At $106,919 a year, veteran Secret Service agent to focus on agency needs

A legislative panel on Tuesday signed off on the state Department of Human Services' proposal to hire a veteran U.S. Secret Service agent as its chief of security and compliance for $106,919 a year.

The action came after a department deputy director, Keesha Smith, acknowledged that the department has "a major gap" in the security for its county offices across the state and its staff.

The Joint Budget Committee's Personnel Subcommittee approved the request to pay Brian Marr, who has been the U.S. Secret Service special agent in charge at Little Rock since April 2005, at the maximum authorized salary for the department's job.

Marr, who is paid $124,000 a year in his current job, is an exceptionally well-qualified applicant because he has more than 25 years of work experience with the Secret Service, including serving on the presidential protective detail from February 1997-August 2001, said the state's personnel administrator, Kay Barnhill.

Afterward, Marr said he would retire from the federal government before he goes to work for the Department of Human Services.
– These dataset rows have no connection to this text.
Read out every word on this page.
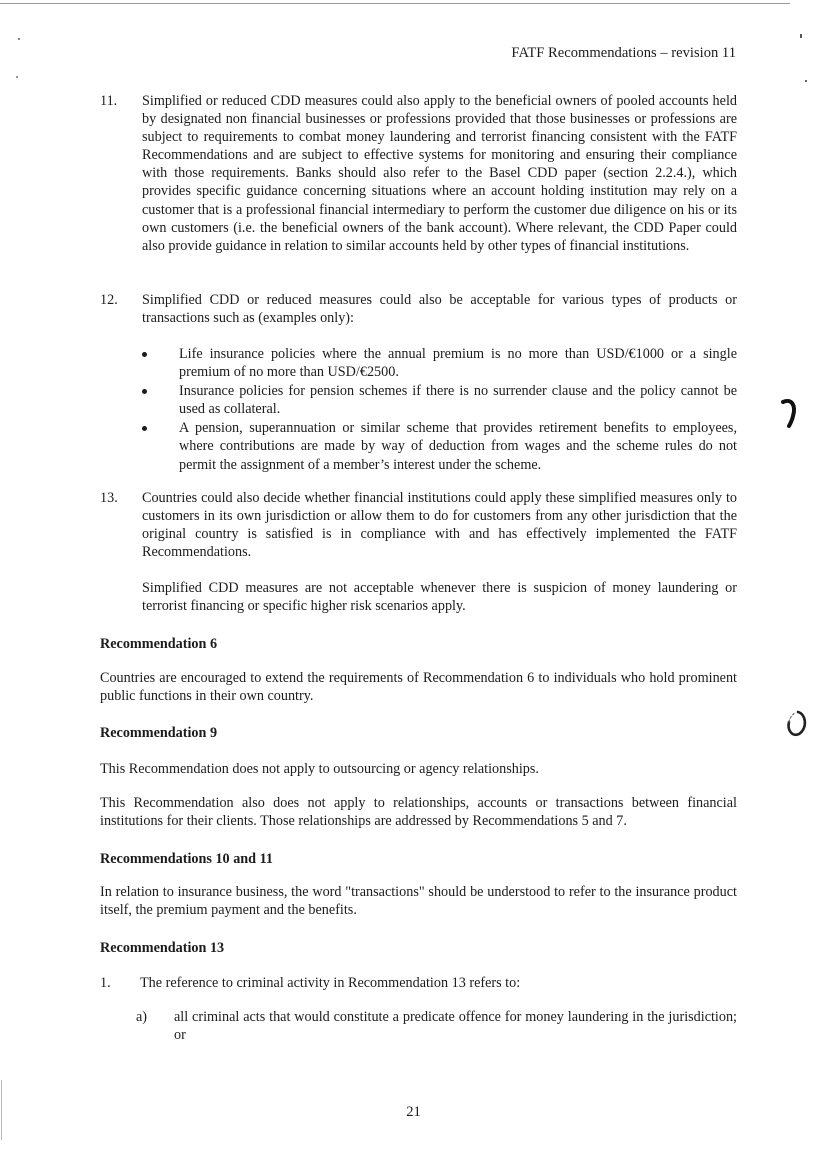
FATF Recommendations – revision 11
11.	Simplified or reduced CDD measures could also apply to the beneficial owners of pooled accounts held by designated non financial businesses or professions provided that those businesses or professions are subject to requirements to combat money laundering and terrorist financing consistent with the FATF Recommendations and are subject to effective systems for monitoring and ensuring their compliance with those requirements. Banks should also refer to the Basel CDD paper (section 2.2.4.), which provides specific guidance concerning situations where an account holding institution may rely on a customer that is a professional financial intermediary to perform the customer due diligence on his or its own customers (i.e. the beneficial owners of the bank account). Where relevant, the CDD Paper could also provide guidance in relation to similar accounts held by other types of financial institutions.
12.	Simplified CDD or reduced measures could also be acceptable for various types of products or transactions such as (examples only):
Life insurance policies where the annual premium is no more than USD/€1000 or a single premium of no more than USD/€2500.
Insurance policies for pension schemes if there is no surrender clause and the policy cannot be used as collateral.
A pension, superannuation or similar scheme that provides retirement benefits to employees, where contributions are made by way of deduction from wages and the scheme rules do not permit the assignment of a member’s interest under the scheme.
13.	Countries could also decide whether financial institutions could apply these simplified measures only to customers in its own jurisdiction or allow them to do for customers from any other jurisdiction that the original country is satisfied is in compliance with and has effectively implemented the FATF Recommendations.
Simplified CDD measures are not acceptable whenever there is suspicion of money laundering or terrorist financing or specific higher risk scenarios apply.
Recommendation 6
Countries are encouraged to extend the requirements of Recommendation 6 to individuals who hold prominent public functions in their own country.
Recommendation 9
This Recommendation does not apply to outsourcing or agency relationships.
This Recommendation also does not apply to relationships, accounts or transactions between financial institutions for their clients. Those relationships are addressed by Recommendations 5 and 7.
Recommendations 10 and 11
In relation to insurance business, the word "transactions" should be understood to refer to the insurance product itself, the premium payment and the benefits.
Recommendation 13
1.	The reference to criminal activity in Recommendation 13 refers to:
a)	all criminal acts that would constitute a predicate offence for money laundering in the jurisdiction; or
21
Marr will start his new job April 10, said department spokesman Amy Webb.

Barnhill said in a letter to the subcommittee that the Department of Human Services has undergone an internal reorganization and needs to restructure its security practices and procedures.

Marr will look at offices in each county, Smith said.

"We do not have any type of security measure at those facilities. We don't have private security. Staff are, in essence, responsible for whatever happens at those respective facilities," she told lawmakers.

The position "became critical for us" after two incidents, Smith said.

"We had an individual that just happened to be passing the office and she was having a manic episode and ended up pulling out a knife on her children and the children went into our building and two of our staff members ended up tackling that person. But they had no knowledge as to what to do. They just jumped into action, which was concerning for us," Smith said.

Webb said later the incident was in Independence County in October 2016.

Smith said a caseworker at the department's Children and Family Services Division "had a gun pulled on them when they went to go try to do a well check on a child." She also said that's happened many times.

Webb said later that that incident occurred in Poinsett County in January 2016.

Smith said Marr's first task is to look at physical security for county offices and the second task is look into personal security of the staff of the Children and Family Services and Adult Protective Services.

Sen. Joyce Elliott, D-Little Rock, asked if the department plans to provide some security with the caseworkers doing "the well check" and whether that would lead to the need to hire more employees.

"We don't at this present time anticipate that we are going to have to hire a lot of other additional individuals," Smith said. "Some of this is going to come through better partnerships with local law enforcement, which he [Marr] is going to help facilitate, and then some additional things that we have talked about for some time. We have talked about things like mace and ways in which staff can protect themselves that are non-lethal, and which roads we need to go down."